Even if these men are confirmed by the Senate, let’s see who Trump’s transition team appoints to political positions at key sub-agencies inside HHS like CMS, FDA, NIH, and the CDC. The government’s largest department has a $1.7 trillion annual budget, 83% of which goes for Medicare and Medicaid.

Will they fill the political slots with ideologues from conservative think tanks like the Heritage Foundation and the Paragon Health Institute? Will the Christian Nationalist authors of Project 2025’s health care chapters, who, unlike Oz and Kennedy, have intimate knowledge of HHS agency operations, gain control of policymaking?

And what will lobbyists for the drug, medical device, food and other agencies have to say about changes Kennedy and Oz claim they want to make? These companies and their trade associations spend lavishly on politicians on both sides of the aisle. I suspect many CEOs at companies that will be financially harmed by an all-out assault on food dyes, sugar, salt and other additives to processed foods are already planning their trips to Mar-a-Lago to press their case with Trump.

Speaker Johnson and Senate Majority Leader John Cornyn also will have something to say about the legislative changes needed to make a significant improvement in America’s food supply. That will require more regulation, not less. As I wrote a few weeks back, Kennedy says he wants to eliminate the FDA’s food department, not unshackle it to actually do its job.

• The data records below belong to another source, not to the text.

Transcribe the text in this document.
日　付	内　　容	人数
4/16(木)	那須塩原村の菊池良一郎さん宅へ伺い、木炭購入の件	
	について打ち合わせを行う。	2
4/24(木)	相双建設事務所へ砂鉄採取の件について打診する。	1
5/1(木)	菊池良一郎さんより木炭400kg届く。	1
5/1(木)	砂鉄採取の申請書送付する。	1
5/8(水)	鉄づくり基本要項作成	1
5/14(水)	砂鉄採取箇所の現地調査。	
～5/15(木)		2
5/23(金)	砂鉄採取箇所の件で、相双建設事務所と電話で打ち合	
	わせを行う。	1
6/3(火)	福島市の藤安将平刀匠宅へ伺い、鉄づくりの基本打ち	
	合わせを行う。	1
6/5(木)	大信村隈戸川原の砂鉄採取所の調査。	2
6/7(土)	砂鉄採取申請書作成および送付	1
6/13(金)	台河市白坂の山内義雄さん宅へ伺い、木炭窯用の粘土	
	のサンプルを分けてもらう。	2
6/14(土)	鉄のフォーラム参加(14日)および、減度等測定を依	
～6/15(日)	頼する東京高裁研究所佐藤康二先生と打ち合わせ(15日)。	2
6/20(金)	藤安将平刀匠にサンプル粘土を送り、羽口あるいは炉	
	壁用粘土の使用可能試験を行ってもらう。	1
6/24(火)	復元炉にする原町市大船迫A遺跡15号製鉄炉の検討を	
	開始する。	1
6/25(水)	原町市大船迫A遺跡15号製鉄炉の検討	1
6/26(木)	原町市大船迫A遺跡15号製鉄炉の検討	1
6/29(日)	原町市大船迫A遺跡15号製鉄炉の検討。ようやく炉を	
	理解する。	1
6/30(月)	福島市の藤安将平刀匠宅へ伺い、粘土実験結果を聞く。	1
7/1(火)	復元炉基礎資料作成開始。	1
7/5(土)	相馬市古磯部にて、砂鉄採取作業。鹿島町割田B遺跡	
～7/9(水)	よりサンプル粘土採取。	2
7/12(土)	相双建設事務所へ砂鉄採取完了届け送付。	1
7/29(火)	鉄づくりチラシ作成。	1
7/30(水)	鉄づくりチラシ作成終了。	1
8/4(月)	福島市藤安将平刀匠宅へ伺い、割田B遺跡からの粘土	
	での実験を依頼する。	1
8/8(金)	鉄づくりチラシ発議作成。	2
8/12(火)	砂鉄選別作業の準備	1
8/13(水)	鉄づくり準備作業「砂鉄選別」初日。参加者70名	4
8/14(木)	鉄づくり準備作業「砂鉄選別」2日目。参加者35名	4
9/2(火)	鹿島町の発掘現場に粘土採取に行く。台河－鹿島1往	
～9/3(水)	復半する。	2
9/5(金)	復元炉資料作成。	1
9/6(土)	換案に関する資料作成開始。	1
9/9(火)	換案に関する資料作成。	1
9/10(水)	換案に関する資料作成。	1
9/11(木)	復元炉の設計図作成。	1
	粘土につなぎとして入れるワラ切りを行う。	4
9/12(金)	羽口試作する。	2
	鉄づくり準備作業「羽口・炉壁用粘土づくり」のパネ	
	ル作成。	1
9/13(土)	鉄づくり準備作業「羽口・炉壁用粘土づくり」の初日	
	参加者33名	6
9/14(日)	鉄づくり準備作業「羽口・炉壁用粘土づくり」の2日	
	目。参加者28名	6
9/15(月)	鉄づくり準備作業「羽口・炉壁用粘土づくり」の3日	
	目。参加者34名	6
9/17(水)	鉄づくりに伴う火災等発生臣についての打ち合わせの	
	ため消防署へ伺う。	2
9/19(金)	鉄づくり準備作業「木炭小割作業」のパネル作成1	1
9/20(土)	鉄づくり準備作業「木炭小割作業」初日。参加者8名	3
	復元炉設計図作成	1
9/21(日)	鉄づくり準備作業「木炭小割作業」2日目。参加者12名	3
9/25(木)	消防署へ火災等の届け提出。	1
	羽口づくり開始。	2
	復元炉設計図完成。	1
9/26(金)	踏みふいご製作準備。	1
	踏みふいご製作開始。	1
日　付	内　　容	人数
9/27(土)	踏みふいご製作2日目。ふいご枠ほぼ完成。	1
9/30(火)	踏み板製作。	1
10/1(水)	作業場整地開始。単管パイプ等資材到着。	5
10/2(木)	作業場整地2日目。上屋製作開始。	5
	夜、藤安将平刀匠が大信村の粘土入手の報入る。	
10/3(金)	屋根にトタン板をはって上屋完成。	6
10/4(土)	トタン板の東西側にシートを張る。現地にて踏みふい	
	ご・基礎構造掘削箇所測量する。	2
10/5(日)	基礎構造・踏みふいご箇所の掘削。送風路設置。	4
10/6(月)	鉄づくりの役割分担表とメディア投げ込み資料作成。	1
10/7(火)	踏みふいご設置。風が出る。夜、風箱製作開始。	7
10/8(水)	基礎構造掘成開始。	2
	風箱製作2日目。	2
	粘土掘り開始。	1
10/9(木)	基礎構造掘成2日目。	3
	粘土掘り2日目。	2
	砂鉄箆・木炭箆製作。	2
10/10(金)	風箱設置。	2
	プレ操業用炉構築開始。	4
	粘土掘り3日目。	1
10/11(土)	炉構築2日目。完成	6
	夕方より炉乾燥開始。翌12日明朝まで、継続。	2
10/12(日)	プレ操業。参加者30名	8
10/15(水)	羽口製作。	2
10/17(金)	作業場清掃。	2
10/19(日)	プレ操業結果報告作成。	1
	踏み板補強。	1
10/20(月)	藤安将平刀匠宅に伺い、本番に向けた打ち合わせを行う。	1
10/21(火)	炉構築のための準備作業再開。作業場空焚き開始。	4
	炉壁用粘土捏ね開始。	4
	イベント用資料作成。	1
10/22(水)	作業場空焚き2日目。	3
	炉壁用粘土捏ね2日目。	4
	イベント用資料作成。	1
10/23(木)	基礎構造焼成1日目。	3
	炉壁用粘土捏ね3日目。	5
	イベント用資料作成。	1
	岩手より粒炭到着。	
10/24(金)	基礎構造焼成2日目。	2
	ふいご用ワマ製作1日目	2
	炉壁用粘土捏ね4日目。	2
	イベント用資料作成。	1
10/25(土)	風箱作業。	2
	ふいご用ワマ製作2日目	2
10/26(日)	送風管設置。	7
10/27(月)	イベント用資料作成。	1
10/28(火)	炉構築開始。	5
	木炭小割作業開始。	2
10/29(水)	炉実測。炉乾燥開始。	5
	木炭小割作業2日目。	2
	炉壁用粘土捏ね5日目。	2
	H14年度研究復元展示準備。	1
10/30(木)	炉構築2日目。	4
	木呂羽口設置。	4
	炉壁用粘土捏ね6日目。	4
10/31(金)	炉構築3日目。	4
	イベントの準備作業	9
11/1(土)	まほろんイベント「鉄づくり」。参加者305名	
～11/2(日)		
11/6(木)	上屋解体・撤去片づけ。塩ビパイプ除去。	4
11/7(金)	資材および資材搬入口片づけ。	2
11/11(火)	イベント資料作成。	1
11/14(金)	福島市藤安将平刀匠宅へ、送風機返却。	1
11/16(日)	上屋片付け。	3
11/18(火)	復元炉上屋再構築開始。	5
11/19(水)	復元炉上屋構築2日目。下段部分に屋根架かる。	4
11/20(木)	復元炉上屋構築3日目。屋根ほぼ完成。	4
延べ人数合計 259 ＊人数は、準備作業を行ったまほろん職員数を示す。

And what will either man say about abortion, contraception and reproductive health care when they come before the Senate for their confirmation hearing? About the health benefits of dietary supplements? About plans to gut Medicaid or fully privatize Medicare? About plans to cancel expanded subsidies for ACA plans?

If Kennedy and Oz gain approval, let’s wait to see what they do before proclaiming them champions of public health.